Italo Calvino - Le baron perché
Italo Calvino, Le baron perché (Il barone rampante) publié en 1957
"En somme, Côme parvenait à tout faire dans les arbres.
Il avait même trouvé le moyen de faire rôtir son gibier à la broche. Voici comment il s'y prenait: il allumait une pomme de pin avec un briquet et la lançait à terre, dans un âtre en pierres lisses que je lui avait installé. Sur la il pomme, laissait tomber des brindilles et des branches de fagots ; au moyen de chenêts attachés à un long bâton, il réglait ensuite la flamme pour qu'elle atteignît la broche, suspendue entre deux branches. Tout cela demandait de l’attention : dans les bois, on a vite fait de provoquer un incendie. Le foyer avait été installé sous le chêne, près de la cascade ; en cas de danger, on disposerait d'autant d’eau qu'on en voudrait.

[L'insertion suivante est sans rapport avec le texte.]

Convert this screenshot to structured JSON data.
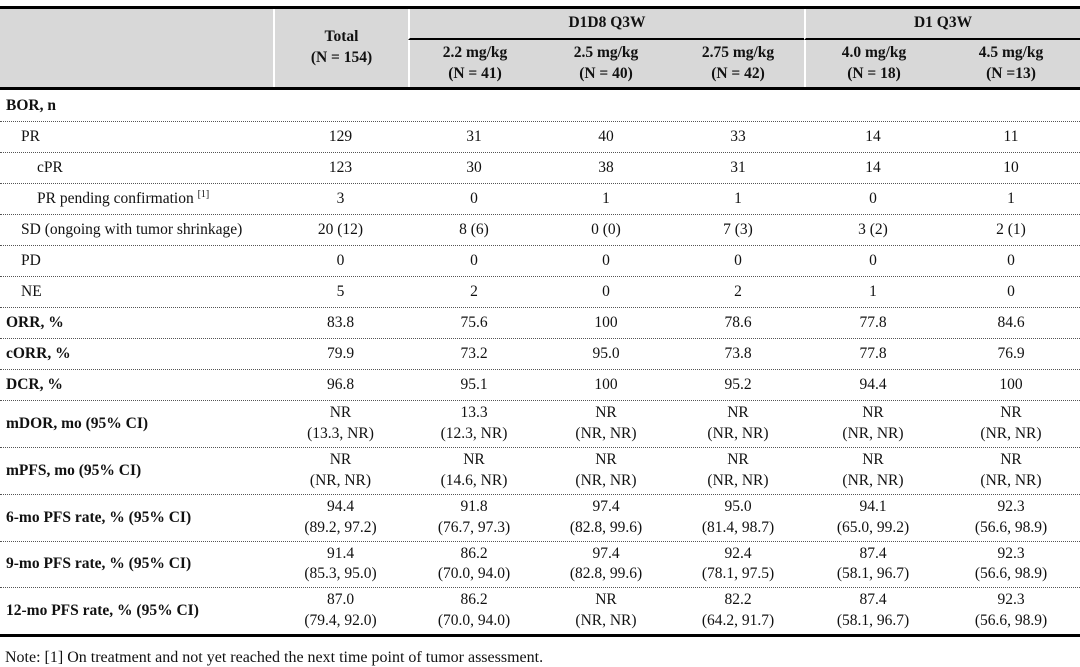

En mangeant une partie du produit de ses chasses et en troquant le reste contre les fruits et les légumes des paysans, Côme vivait tout à fait bien, sans plus avoir besoin que notre maison lui fournît quoi que ce fût. Un jour, nous apprîmes qu'il buvait chaque matin son lait frais : il avait lié amitié avec une chèvre qui grimpait dans une fourche d'olivier - un endroit facile, à deux pieds de terre - où plus exactement appuyait là ses deux pattes de derrière ; lui, descendait jusqu'à la fourche avec un seau et trayait la bête. II avait passé le même accord avec une poule, une bonne grosse poule rouge de Padoue. II lui avait installé un nid caché, au creux d'un tronc, et trouvait là un jour sur deux un œuf; il y pratiquait deux trous d’épingle et le gobait.
Autre problème: faire ses besoins. Au début, il n'y regardait pas de si près: ici ou là, le monde est grand, il faisait là où il se trouvait. Puis il s'avisa que ce n'était pas bien agir. II découvrit sur les bords d'un torrent, la Merdance, au point le plus propice et le plus écarté, un aulne qui faisait saillie, avec une fourche sur laquelle on pouvait se tenir très commodément assis. La Merdance était une rivière obscure, au cours rapide, cachée sous les roseaux, et les pays voisins y faisaient déboucher leurs égouts. Le jeune Laverse du Rondeau vivait en civilisé, respectueux de lui-même comme de son prochain."